1. A character flaw.
I'm self-employed at the moment and have no money-making work to do today (only, you know, the work that actually matters and defines me and gives meaning to my life), and I woke up after 10 a.m., and the place I was planning to go to today to write is closed, so—and there's the problem, the fact that this seems like a "so" to me—I'm in grave danger of doing nothing today. The combination of a plan derailed and a late wake-up (itself a kind of plan derailed: I don't really feel comfortable waking up after 9 a.m.) triggers some very unattractive part of my personality (related indirectly but not too distantly to my nuclear escape plan) that says, "See this towel? THROW IT IN." Anyway, a valued friend taught me to view blogging as writing (which, at least on the most basic level, it literally is), so doing this here right now is a good step toward turning this day into a day instead of a lost calendar square. (I was about to say something like, "Yeah, but, on the other hand, really the only reason I'm writing all this is to shove the last few shitty posts under the carpet or, more appropriately [metaphorwise], shove them down out of sight" [q.v.], but then that's another character flaw: the refusal to give myself credit for anything and instead to attribute all to selfish, impure, or embarrassing motives. Gee whiz, what a doofus.)
2. Appreciation fest (TV).
Here is a partial list, without commentary, of things I've been enjoying lately: (a) TiVo, (b) The Onion News Network on IFC, (c) Portlandia on IFC, and (d) Funny or Die Presents on HBO. It is not impossible that all four of these things will factor into my evening. It is impossible that any will factor in without the first. Well, nearly impossible. The world is wide and rich with possibility.
3. Appreciation fest (film).
I watched Jackie Brown last night, which I didn't remember, and it's good! Is it the last Tarantino movie set in a non-heightened reality? (Some writers I know have lately used the term "heightened reality" in my presence, but actually I'm not 100% sure where to fix the lower border of "heightening," so the above question may be supremely ignorant—or at least jargonistically off base.) Put it this way: Jackie Brown is more in the Reservoir Dogs vein than the Pulp Fiction vein, and I hadn't even quite thought about it enough to note that those were two separate veins. It's certainly in a different section of the bookstore from Kill Bill!

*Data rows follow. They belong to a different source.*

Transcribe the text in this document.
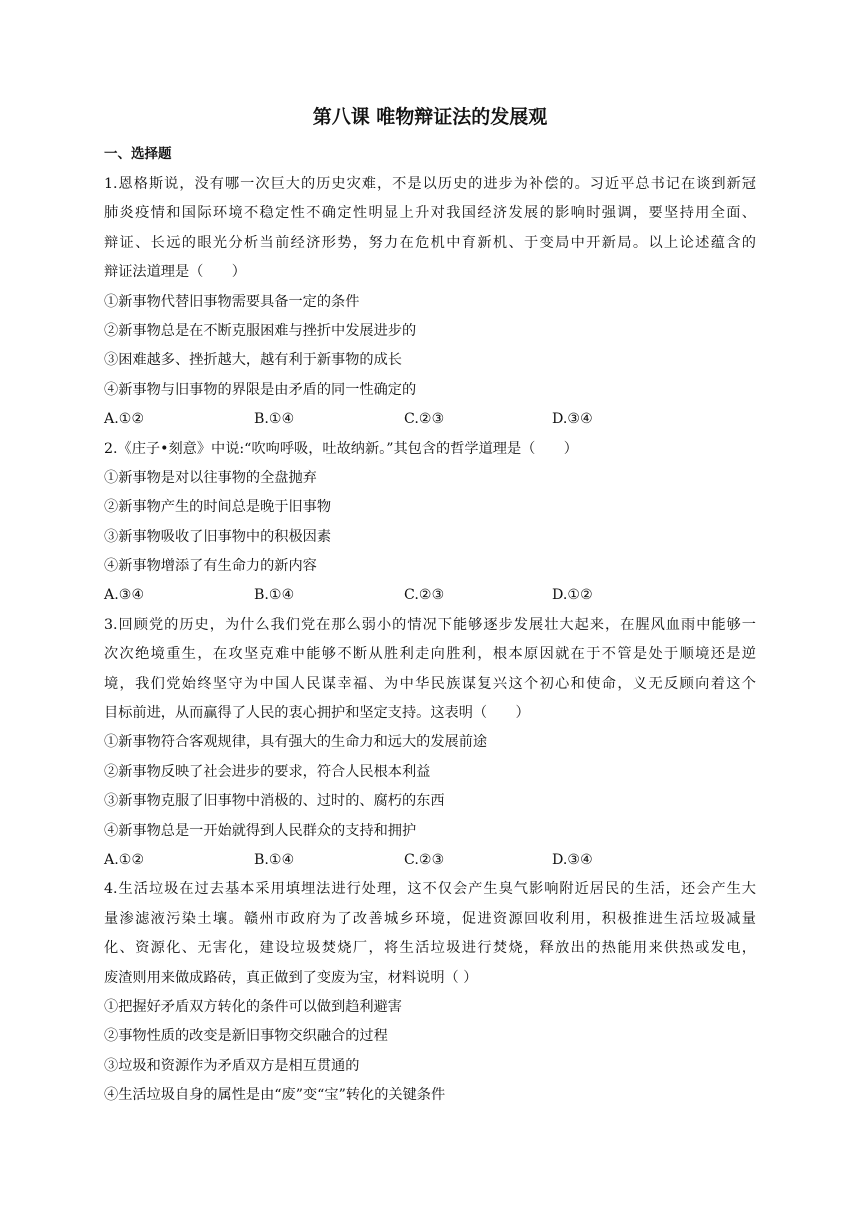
第八课 唯物辩证法的发展观
一、选择题
1.恩格斯说，没有哪一次巨大的历史灾难，不是以历史的进步为补偿的。习近平总书记在谈到新冠
肺炎疫情和国际环境不稳定性不确定性明显上升对我国经济发展的影响时强调，要坚持用全面、
辩证、长远的眼光分析当前经济形势，努力在危机中育新机、于变局中开新局。以上论述蕴含的
辩证法道理是（　　）
①新事物代替旧事物需要具备一定的条件
②新事物总是在不断克服困难与挫折中发展进步的
③困难越多、挫折越大，越有利于新事物的成长
④新事物与旧事物的界限是由矛盾的同一性确定的
A.①②	B.①④	C.②③	D.③④
2.《庄子•刻意》中说:“吹呴呼吸，吐故纳新。”其包含的哲学道理是（　　）
①新事物是对以往事物的全盘抛弃
②新事物产生的时间总是晚于旧事物
③新事物吸收了旧事物中的积极因素
④新事物增添了有生命力的新内容
A.③④	B.①④	C.②③	D.①②
3.回顾党的历史，为什么我们党在那么弱小的情况下能够逐步发展壮大起来，在腥风血雨中能够一
次次绝境重生，在攻坚克难中能够不断从胜利走向胜利，根本原因就在于不管是处于顺境还是逆
境，我们党始终坚守为中国人民谋幸福、为中华民族谋复兴这个初心和使命，义无反顾向着这个
目标前进，从而赢得了人民的衷心拥护和坚定支持。这表明（　　）
①新事物符合客观规律，具有强大的生命力和远大的发展前途
②新事物反映了社会进步的要求，符合人民根本利益
③新事物克服了旧事物中消极的、过时的、腐朽的东西
④新事物总是一开始就得到人民群众的支持和拥护
A.①②	B.①④	C.②③	D.③④
4.生活垃圾在过去基本采用填埋法进行处理，这不仅会产生臭气影响附近居民的生活，还会产生大
量渗滤液污染土壤。赣州市政府为了改善城乡环境，促进资源回收利用，积极推进生活垃圾减量
化、资源化、无害化，建设垃圾焚烧厂，将生活垃圾进行焚烧，释放出的热能用来供热或发电，
废渣则用来做成路砖，真正做到了变废为宝，材料说明（ ）
①把握好矛盾双方转化的条件可以做到趋利避害
②事物性质的改变是新旧事物交织融合的过程
③垃圾和资源作为矛盾双方是相互贯通的
④生活垃圾自身的属性是由“废”变“宝”转化的关键条件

I'll tell you one interesting thought I had* while watching it, and it's that on some level it was registering as a Coen Bros. film. Then I started thinking, "Huh, in a way True Grit was kind of weirdly a Tarantino film. And isn't Inglourious Basterds sort of Coensy?" (Boy was I stoned!)
Anyway, I liked it. I think Tarantino makes good movies. SORRY.
4. A thought about Tarantino.
I think that, in a very different variation on my feelings about Sofia Coppola's movies (haven't seen the most recent one, not in a rush to), I like Tarantino's style and storytelling more than his philosophy? Like, specifically, I think he has what you might call (annoyingly) an amazing eye and an amazing ear, and he sees things about people and the world (and cinema) and puts those things into his movie really well, like a real artist, but the conclusions he seems to draw about them—his sense of the value of things, and the sense behind things, and the lessons to be drawn from things—are a little... well, are less to my liking. So just about any time a character says anything that appears to resemble a moral (and this goes double for Sofia, by the way), excluding obvious ironic morals, or any time you start to get a sense of an actual world view or something the movie actually seems to be saying...
I haven't actually thought about this at all. I should think before shooting off my mouth. Is that the expression? "Shooting off one's mouth"? No I'm not going to look it up right now.
6. Relatedly, how I decided I needed to watch Sex and the City (if ever stuck watching it) in order to enjoy it.
In a Pierre Menard-y feat of creative interpretation, I need to assert to myself that Carrie Bradshaw is supposed to be a detestable idiot. As long as we're not supposed to treat her voiceover as the actual voice of the show—as long as we're not supposed to accept her and her insights as thoughtful, appealing, or valid—then I'm in. Have her be like a Kenny Powers figure, or a Humbert Humbert: lovable in important ways but essentially ridiculous, contemptible, and/or hateful.
Otherwise...yeesh.
5. ...
Maybe I'll go for a walk today.
* Interesting, eh? Well, that's presumptuous. –ed.